Dans les montagnes d’Oaxaca, au Mexique, comme au cœur des forêts tropicales de la région de Bahia, au Brésil, les mêmes questions reviennent : comment protéger des territoires d’exception sans freiner le développement de ceux qui y vivent ? Depuis plusieurs mois, deux Françaises participent, chacune à leur manière, à cette réflexion. Diane Lopicolo et Morgane Brites sont les premières volontaires de solidarité internationale (VSI) mobilisées dans le cadre du partenariat noué entre France Volontaires et la Fédération des Parcs naturels régionaux de France signé en novembre 2025, et destiné à renforcer la mobilisation de volontaires au service des projets de coopération menés par les Parcs, en France comme à l’international.

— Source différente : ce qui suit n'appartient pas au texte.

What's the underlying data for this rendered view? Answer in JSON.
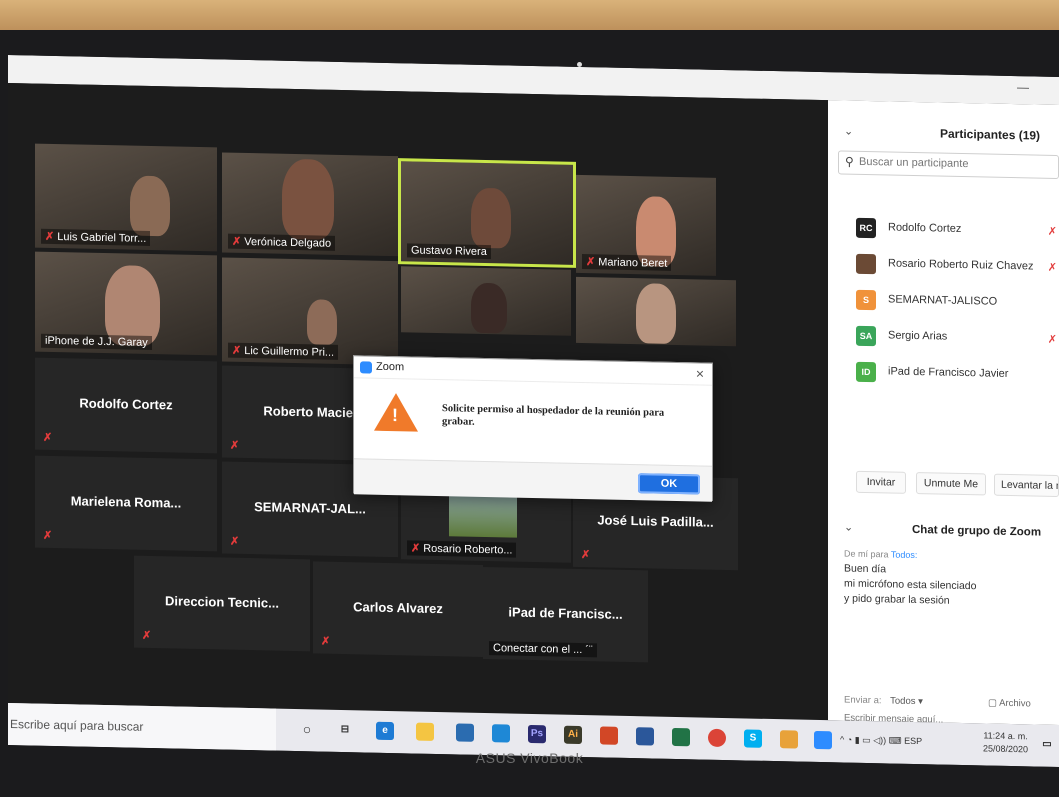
{
  "device": {
    "brand": "ASUS VivoBook"
  },
  "gallery": {
    "tiles": [
      {
        "name": "Luis Gabriel Torr..."
      },
      {
        "name": "Verónica Delgado"
      },
      {
        "name": "Gustavo Rivera"
      },
      {
        "name": "Mariano Beret"
      },
      {
        "name": "iPhone de J.J. Garay"
      },
      {
        "name": "Lic Guillermo Pri..."
      },
      {
        "name": "Rodolfo Cortez"
      },
      {
        "name": "Roberto Maciel"
      },
      {
        "name": "Marielena Roma..."
      },
      {
        "name": "SEMARNAT-JAL..."
      },
      {
        "name": "Rosario Roberto..."
      },
      {
        "name": "José Luis Padilla..."
      },
      {
        "name": "Direccion Tecnic..."
      },
      {
        "name": "Carlos Alvarez"
      },
      {
        "name": "iPad de Francisc...",
        "status": "Conectar con el ... ´¨"
      }
    ]
  },
  "dialog": {
    "title": "Zoom",
    "close": "×",
    "message": "Solicite permiso al hospedador de la reunión para grabar.",
    "ok_label": "OK"
  },
  "panel": {
    "title": "Participantes (19)",
    "search_placeholder": "Buscar un participante",
    "participants": [
      {
        "initials": "RC",
        "name": "Rodolfo Cortez",
        "color": "#222222"
      },
      {
        "initials": "",
        "name": "Rosario Roberto Ruiz Chavez",
        "color": "#6b4a35"
      },
      {
        "initials": "S",
        "name": "SEMARNAT-JALISCO",
        "color": "#f0923a"
      },
      {
        "initials": "SA",
        "name": "Sergio Arias",
        "color": "#3aa55a"
      },
      {
        "initials": "ID",
        "name": "iPad de Francisco Javier",
        "color": "#4ab04a"
      }
    ],
    "buttons": {
      "invite": "Invitar",
      "unmute": "Unmute Me",
      "raise_hand": "Levantar la ma"
    }
  },
  "chat": {
    "title": "Chat de grupo de Zoom",
    "meta_prefix": "De mí para",
    "meta_to": "Todos:",
    "messages": [
      "Buen día",
      "mi micrófono esta silenciado",
      "y pido grabar la sesión"
    ],
    "send_to_label": "Enviar a:",
    "send_to_value": "Todos ▾",
    "file_label": "Archivo",
    "input_placeholder": "Escribir mensaje aquí..."
  },
  "taskbar": {
    "search_placeholder": "Escribe aquí para buscar",
    "language": "ESP",
    "time": "11:24 a. m.",
    "date": "25/08/2020"
  }
}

Coopération internationale : les Parcs naturels régionaux misent sur le volontariat
Au-delà de leur dimension symbolique, ces deux missions illustrent la manière dont le volontariat peut renforcer des coopérations déjà engagées entre collectivités, institutions et acteurs locaux. Dans les deux cas, les jeunes Françaises occupent une fonction charnière : elles coordonnent les échanges entre partenaires, assurent un suivi quotidien des projets et facilitent le dialogue entre des institutions séparées par plusieurs milliers de kilomètres.
« La présence d’un volontaire sur place facilite énormément la coordination. Dans un projet aussi complexe, impliquant de nombreux partenaires et deux pays, il est important d’avoir une personne capable de faire le lien et de structurer les échanges », résume Diane Lopiccolo. Même constat au Brésil, pour Morgane Brites : « Le fait qu’un volontaire soit directement implanté sur le terrain permet d’incarner le projet, de maintenir un lien permanent entre les partenaires et de mettre en œuvre davantage d’actions concrètes. »
À Oaxaca, dans le sud du Mexique, Diane coordonne le projet Terra Viva, qui vise à protéger la biodiversité, les activités économiques et valoriser le patrimoine culturel des communautés locales.. © DR
Pour les Parcs naturels régionaux français, ces coopérations constituent également une occasion de confronter leurs méthodes à d’autres réalités territoriales. Gouvernance participative, agroécologie, tourisme durable ou encore implication des habitants : autant de sujets sur lesquels les échanges nourrissent les pratiques des deux côtés de l’Atlantique.
« Le fait qu'une volontaire soit directement implantée sur le terrain permet d'incarner le projet, de maintenir un lien permanent entre les partenaires »
Morgane Brites, volontaire de solidarité internationale au Brésil
Si leurs fonctions présentent de nombreuses similitudes, les deux volontaires évoluent dans des contextes très différents.
À Oaxaca, dans le sud du Mexique, Diane coordonne le projet Terra Viva, qui vise à promouvoir un modèle de « paysage bioculturel » inspiré des Parcs naturels régionaux français. L’ambition est de concilier protection de la biodiversité, activités économiques et valorisation des patrimoines culturels des communautés locales. Intégrée au sein du ministère de l’Environnement de l’État d’Oaxaca, elle anime un réseau réunissant administrations mexicaines, collectivités françaises, associations et territoires pilotes.
Mexique et Brésil : deux missions, un même objectif de coopération territoriale
Le projet répond à une attente forte des habitants, qui voient dans cette démarche un moyen de préserver leurs ressources naturelles tout en développant des activités économiques respectueuses de leur environnement. Mais la jeune volontaire rappelle aussi que la coopération internationale s’inscrit dans le temps long : « Nous ne proposons pas un modèle clé en main ; nous construisons le projet avec les communautés. »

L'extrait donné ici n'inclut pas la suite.